In our forthcoming chapter in Routledge Handbook of Critical Ocean Studies, edited by Paul Foley and Jennifer Silver, we will introduce our own ongoing scholarly effort to recast International Relations theory by drawing insights from the Arctic Ocean. We underline that the intensifying ecological crisis of oceans and land alike calls for deep normative transformation of global (ocean) politics and rethinking how we think, study, and act with the oceans. In particular, our concept of the Planetocene seeks to develop intellectual tools to go beyond the conventional human-nature divide in global governance and to place multispecies relationships at the heart of politics. To succeed in this task, creative and imaginative ways of thinking about human-nature relations are necessary – an effort that this series seeks to contribute.

The Arctic Institute Planetary Series 2025: an outline

The Arctic Institute’s Planetary series will include seven articles contemplating the role of more-than-humans in Arctic politics and governance. To lay out the conceptual basis for thinking about the Planetary Arctic, the series starts with Vesa Väätänen’s account of the socio-material relationality as a basis for understanding Arctic politics. Then, Romain Chuffart, Mana Tugend, and Apostolos Tsiouvalas explore how such a relational approach shapes legal imagination in the field of polar law. The key takeaway from these two texts is that the lines between humans and more-than-humans can be blurred by expanding the way we think about governance and socio-material practices in the Arctic, including the law.
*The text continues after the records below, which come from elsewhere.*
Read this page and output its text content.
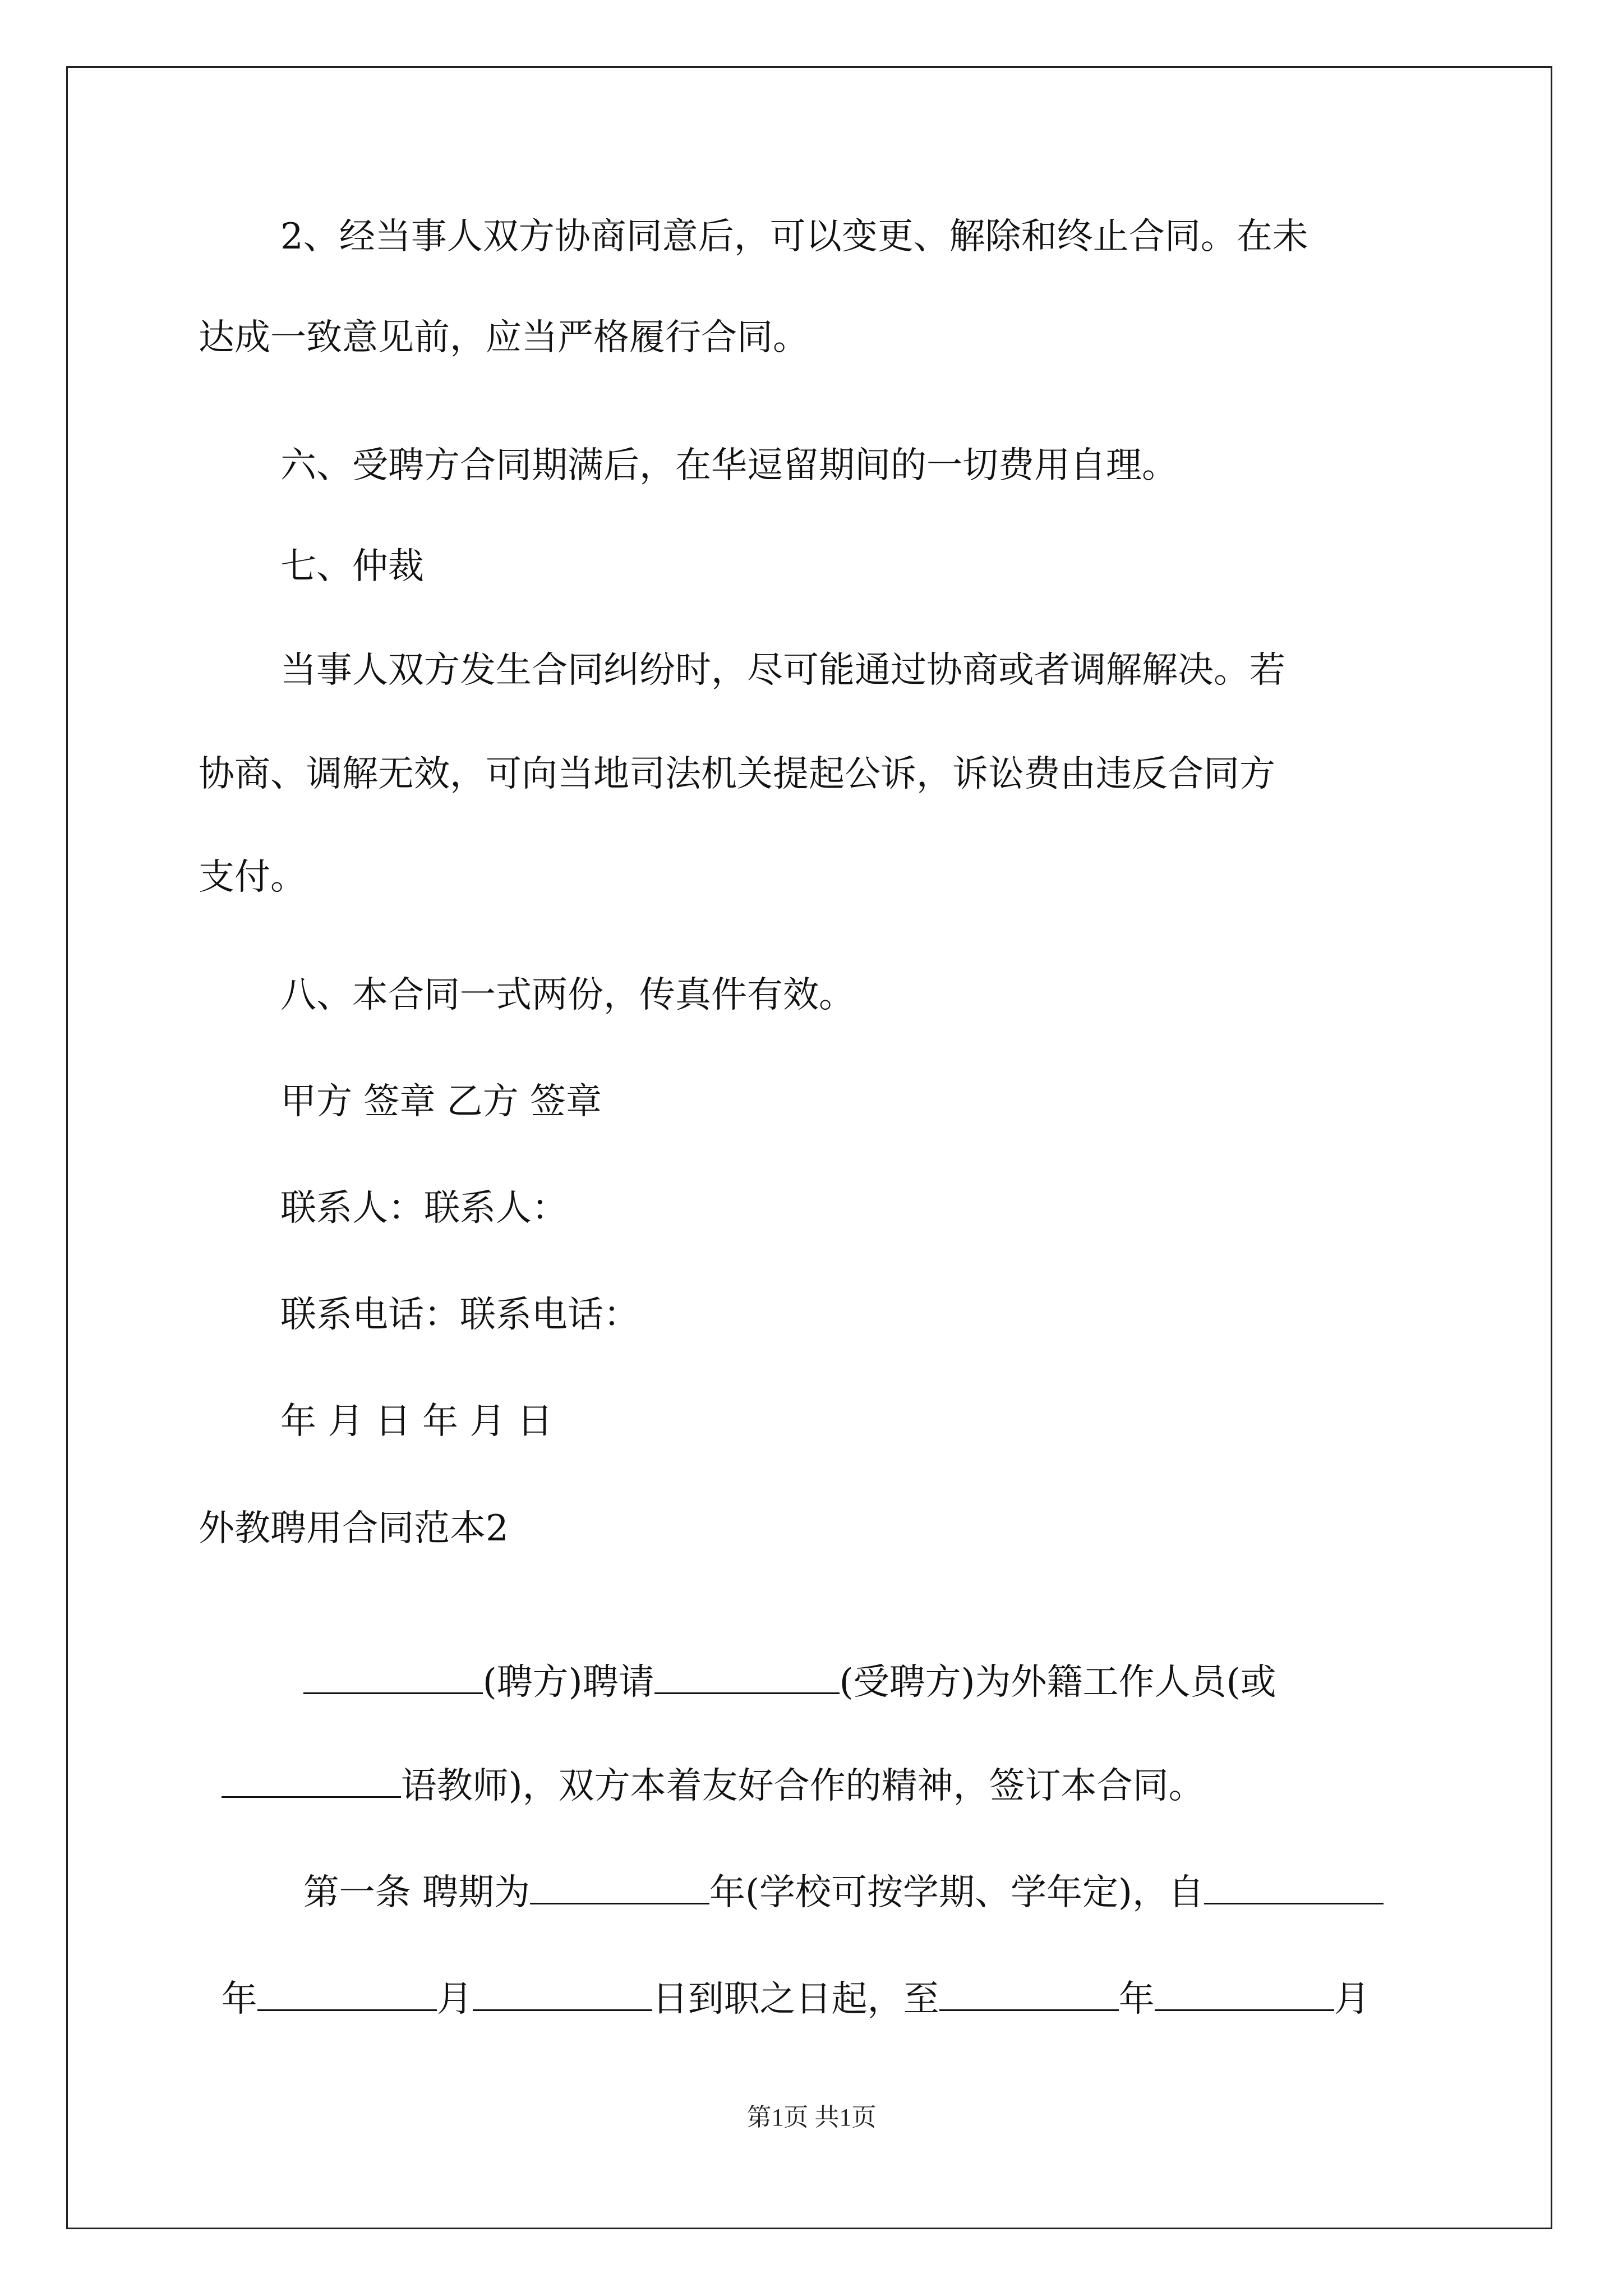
2、经当事人双方协商同意后，可以变更、解除和终止合同。在未
达成一致意见前，应当严格履行合同。
六、受聘方合同期满后，在华逗留期间的一切费用自理。
七、仲裁
当事人双方发生合同纠纷时，尽可能通过协商或者调解解决。若
协商、调解无效，可向当地司法机关提起公诉，诉讼费由违反合同方
支付。
八、本合同一式两份，传真件有效。
甲方 签章 乙方 签章
联系人：联系人：
联系电话：联系电话：
年 月 日 年 月 日
外教聘用合同范本2

(聘方)聘请	(受聘方)为外籍工作人员(或

语教师)，双方本着友好合作的精神，签订本合同。

第一条 聘期为	年(学校可按学期、学年定)，自

年	月	日到职之日起，至	年	月

第1页 共1页
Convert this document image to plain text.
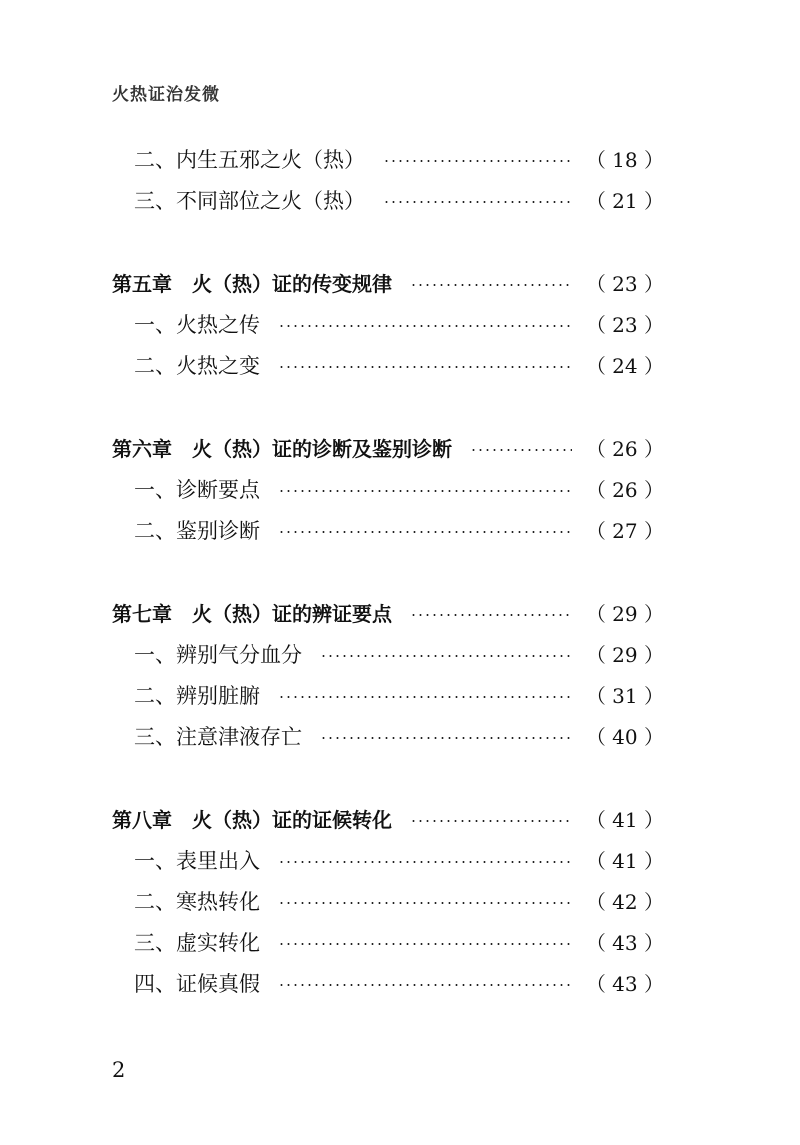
火热证治发微
二、内生五邪之火（热）	（ 18 ）
三、不同部位之火（热）	（ 21 ）
第五章　火（热）证的传变规律	（ 23 ）
一、火热之传	（ 23 ）
二、火热之变	（ 24 ）
第六章　火（热）证的诊断及鉴别诊断	（ 26 ）
一、诊断要点	（ 26 ）
二、鉴别诊断	（ 27 ）
第七章　火（热）证的辨证要点	（ 29 ）
一、辨别气分血分	（ 29 ）
二、辨别脏腑	（ 31 ）
三、注意津液存亡	（ 40 ）
第八章　火（热）证的证候转化	（ 41 ）
一、表里出入	（ 41 ）
二、寒热转化	（ 42 ）
三、虚实转化	（ 43 ）
四、证候真假	（ 43 ）
2
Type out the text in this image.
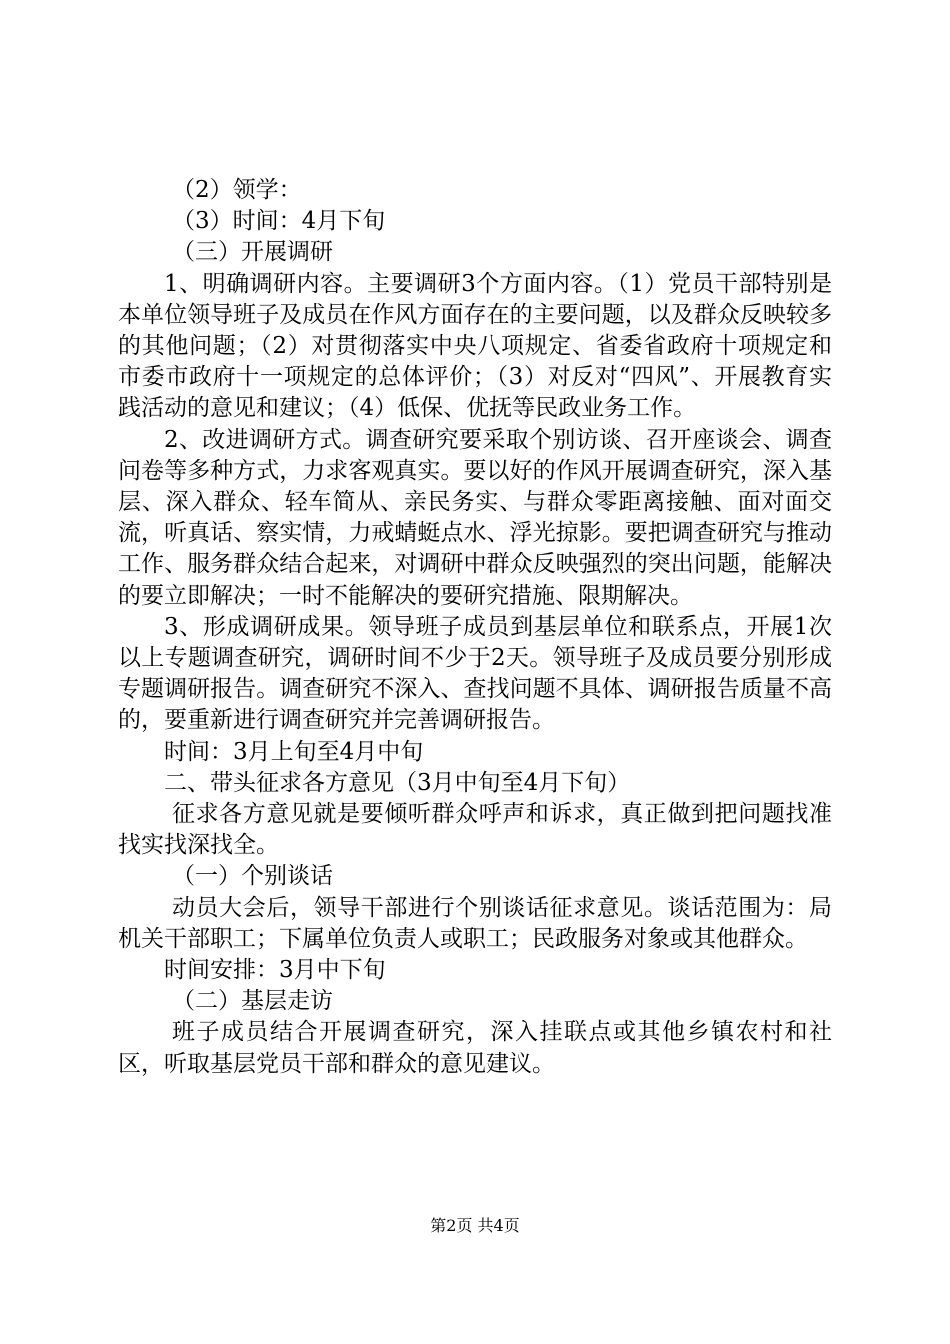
（2）领学：

（3）时间：4月下旬

（三）开展调研

1、明确调研内容。主要调研3个方面内容。（1）党员干部特别是本单位领导班子及成员在作风方面存在的主要问题，以及群众反映较多的其他问题；（2）对贯彻落实中央八项规定、省委省政府十项规定和市委市政府十一项规定的总体评价；（3）对反对“四风”、开展教育实践活动的意见和建议；（4）低保、优抚等民政业务工作。

2、改进调研方式。调查研究要采取个别访谈、召开座谈会、调查问卷等多种方式，力求客观真实。要以好的作风开展调查研究，深入基层、深入群众、轻车简从、亲民务实、与群众零距离接触、面对面交流，听真话、察实情，力戒蜻蜓点水、浮光掠影。要把调查研究与推动工作、服务群众结合起来，对调研中群众反映强烈的突出问题，能解决的要立即解决；一时不能解决的要研究措施、限期解决。

3、形成调研成果。领导班子成员到基层单位和联系点，开展1次以上专题调查研究，调研时间不少于2天。领导班子及成员要分别形成专题调研报告。调查研究不深入、查找问题不具体、调研报告质量不高的，要重新进行调查研究并完善调研报告。

时间：3月上旬至4月中旬

二、带头征求各方意见（3月中旬至4月下旬）

征求各方意见就是要倾听群众呼声和诉求，真正做到把问题找准找实找深找全。

（一）个别谈话

动员大会后，领导干部进行个别谈话征求意见。谈话范围为：局机关干部职工；下属单位负责人或职工；民政服务对象或其他群众。

时间安排：3月中下旬

（二）基层走访

班子成员结合开展调查研究，深入挂联点或其他乡镇农村和社区，听取基层党员干部和群众的意见建议。

第2页 共4页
The rest of the series examines more specific empirical cases of Arctic politics from a planetary perspective. The first two empirical texts focus on the thawing permafrost. Exploring the risks related to the emergence of ‘zombie viruses’ from the thawing permafrost, Isabella Turilli draws attention to the degree human agency has in preventing outbreaks of pandemics and in the role of framing the discourses related to them. Next, Lynn Heller analyses factors that have led to the exclusion of permafrost emissions from Arctic states’ national climate strategies and gives important recommendations on how the rapid thaw of permafrost could be addressed in international climate politics.

The following two articles focus on the Arctic Ocean and encourage us to view it as a site of care where humans and more-than-humans co-exist and collaborate. The article authored by Mana Tugend explores the potential of a legal personhood of the Arctic Ocean, however in a manner in which care and reciprocity guide the relationships. Sohvi Kangasluoma focuses on the role of sea ice in the Northwest Passage, and through her own experience of sailing the passage, the article demonstrates the overarching agency ice has in the Arctic marine routes, and the geopolitical imaginations of that. The idea of thinking with the ocean hence guides both Tugend’s and Kangasluoma’s texts.

Finally, Barry Zellen takes us back almost a billion years in history to consider the temporal planetary-scale dynamics that may help contextualise contemporary Arctic geopolitics and make long-term plans for the future.

Together, the seven articles of The Arctic Institute’s Planetary Series 2025 challenge dichotomic thinking about the Arctic and offer much food for thought for rethinking Arctic politics and governance in a manner that ensures the integrity of the planet. We hope this series will encourage the development of novel imaginaries and ambitious planetary visions for sustainable futures.

Sanna Kopra is a Senior Fellow at The Arctic Institute and a Research Professor at the Arctic Centre of the University of Lapland. Sohvi Kangasluoma is a Postdoctoral Researcher at the Arctic Centre of the University of Lapland.